La banque centrale du Canada a maintenu mercredi son taux directeur à 2,25 % pour la septième fois consécutive mais a mis en garde contre les conséquences à attendre de l’escalade du conflit commercial avec les Etats-Unis.
Les “nouveaux droits de douane rendent les perspectives de croissance plus incertaines” tandis que “les risques à la hausse entourant l’inflation ont augmenté”, a-t-elle expliqué.
Ce nouveau maintien du taux directeur intervient après un fort rebond de l’économie qui a été portée au deuxième trimestre par les exportations.
En rythme annualisé, le Produit intérieur brut (PIB) du Canada a progressé de 3,3 % sur la période, après deux trimestres difficiles.
Toutefois, “la durabilité de ce rebond est incertaine en raison des nouvelles mesures commerciales américaines”, a déclaré mercredi le gouverneur de la banque centrale, Tiff Macklem, cité dans le communiqué de l’institution.

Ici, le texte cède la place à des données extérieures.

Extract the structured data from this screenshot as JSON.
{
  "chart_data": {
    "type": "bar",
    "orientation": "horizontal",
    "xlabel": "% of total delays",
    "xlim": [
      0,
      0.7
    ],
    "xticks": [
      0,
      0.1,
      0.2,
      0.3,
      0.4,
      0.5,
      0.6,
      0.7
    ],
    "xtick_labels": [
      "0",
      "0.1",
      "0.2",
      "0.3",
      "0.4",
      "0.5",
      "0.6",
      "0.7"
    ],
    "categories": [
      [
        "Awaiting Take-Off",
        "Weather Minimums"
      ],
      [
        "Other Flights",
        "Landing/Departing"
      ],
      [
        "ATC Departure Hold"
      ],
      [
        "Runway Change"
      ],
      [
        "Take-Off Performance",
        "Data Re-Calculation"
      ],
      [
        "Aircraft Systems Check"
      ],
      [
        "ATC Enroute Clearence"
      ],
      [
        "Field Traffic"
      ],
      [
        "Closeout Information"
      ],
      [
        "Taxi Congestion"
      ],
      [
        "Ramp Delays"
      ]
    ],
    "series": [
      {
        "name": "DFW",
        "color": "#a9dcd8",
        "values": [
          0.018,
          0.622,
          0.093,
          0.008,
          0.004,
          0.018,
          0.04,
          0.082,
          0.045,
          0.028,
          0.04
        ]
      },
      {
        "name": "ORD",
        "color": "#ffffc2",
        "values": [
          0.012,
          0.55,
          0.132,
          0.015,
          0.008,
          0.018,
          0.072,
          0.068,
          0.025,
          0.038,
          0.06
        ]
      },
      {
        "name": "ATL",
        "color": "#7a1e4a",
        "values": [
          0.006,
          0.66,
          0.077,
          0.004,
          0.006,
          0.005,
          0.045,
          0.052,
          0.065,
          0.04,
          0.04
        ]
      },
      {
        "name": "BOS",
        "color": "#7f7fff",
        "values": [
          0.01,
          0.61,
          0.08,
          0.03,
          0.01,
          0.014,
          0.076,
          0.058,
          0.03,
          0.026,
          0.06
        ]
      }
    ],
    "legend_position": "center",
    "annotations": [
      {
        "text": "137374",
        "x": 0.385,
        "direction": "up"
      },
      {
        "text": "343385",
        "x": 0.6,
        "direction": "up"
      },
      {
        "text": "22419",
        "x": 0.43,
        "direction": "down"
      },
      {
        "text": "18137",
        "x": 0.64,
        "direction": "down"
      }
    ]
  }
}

La décision du Premier ministre Mark Carney de rompre les négociations commerciales avec Donald Trump, le 21 août, a conduit à l’entrée en vigueur le lendemain de nouvelles surtaxes ciblant le Canada.
Ottawa a riposté avec des contre-mesures devant être effectives le 8 septembre.
Le pari du Canada de tenir tête au président américain pourrait s’avérer risqué économiquement à moyen terme, selon les analystes, alors que les Etats-Unis sont, de très loin, le premier partenaire commercial du pays.
“Si les droits de douane restent en place, ils vont porter un dur coup aux secteurs visés” qui “représentent environ 5 % des exportations vers les Etats-Unis”, précise la Banque du Canada.
L’inflation a pour sa part atteint 3 % en juillet, portée par la hausse des prix de l’énergie liée à la guerre au Moyen-Orient.
L’escalade commerciale avec les Etats-Unis pourrait également “faire augmenter les coûts de certaines entreprises et se répercuter sur les prix à la consommation avec le temps”, a mis en garde Tiff Macklem.
La prochaine publication du taux directeur par la banque centrale est prévue le 28 octobre.